Geneviève Bédoucha
Directeur de recherche au CNRS
Coédition Maison des sciences de l’homme & éditions Quæ
ISBN • 978-2-7351-1326-2
15x23 cm broché
688 p. + cartes, 64 photos en coul
En cette terre de grande propriété foncière, la prégnance symbolique des étangs a traversé les siècles. Après une enquête de terrain longue et minutieuse l’auteur se tourne vers les sources historiques et montre le lien essentiel entre gestion de l’eau et société sur la longue durée alors que rien ne laissait imaginer, en zone humide, que l’eau puisse être considérée et gérée comme une ressource précieuse.

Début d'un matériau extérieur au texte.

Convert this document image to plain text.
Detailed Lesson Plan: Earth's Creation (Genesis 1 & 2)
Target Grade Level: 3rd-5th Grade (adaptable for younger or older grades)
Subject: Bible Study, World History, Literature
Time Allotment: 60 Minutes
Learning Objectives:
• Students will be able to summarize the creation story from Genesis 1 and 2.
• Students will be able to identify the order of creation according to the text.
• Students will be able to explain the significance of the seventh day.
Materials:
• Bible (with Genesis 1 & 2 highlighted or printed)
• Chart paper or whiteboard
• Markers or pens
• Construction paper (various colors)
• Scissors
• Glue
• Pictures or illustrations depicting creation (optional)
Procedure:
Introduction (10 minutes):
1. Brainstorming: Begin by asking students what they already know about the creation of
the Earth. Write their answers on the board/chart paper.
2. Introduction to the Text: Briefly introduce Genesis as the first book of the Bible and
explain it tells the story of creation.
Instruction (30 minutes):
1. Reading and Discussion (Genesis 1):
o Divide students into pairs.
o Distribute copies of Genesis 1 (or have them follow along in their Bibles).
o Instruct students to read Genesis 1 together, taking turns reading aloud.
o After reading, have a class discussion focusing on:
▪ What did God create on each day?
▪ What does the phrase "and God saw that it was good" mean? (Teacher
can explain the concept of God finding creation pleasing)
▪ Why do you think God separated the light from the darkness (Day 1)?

Elle l’est ici pourtant doublement : par les exploitants piscicoles qui s’ingénient à récupérer l’eau d’étang à étang, et par les éleveurs qui, en saison chaude, trouvent dans les étangs un appoint capital pour l’abreuvage du bétail. Dans cette terre éminemment privée où n’existe aucune instance collective de gestion de l’eau, la dépendance des étangs tous reliés les uns aux autres entraîne celle des hommes.
Car si la gestion de l’eau repose sur une tradition, elle exige aussi des arrangements sans cesse à réinventer : tissu d’obligations multiples et réciproques dont se dessine alors la trame dans toutes ses nuances. Fortement ritualisées, les journées de pêche, qui scandent les longs hivers, rapprochent les hommes de catégories sociales différentes, resserrent les liens, permettent, par une parole, ces jours-là sans entraves, de libérer les tensions sociales.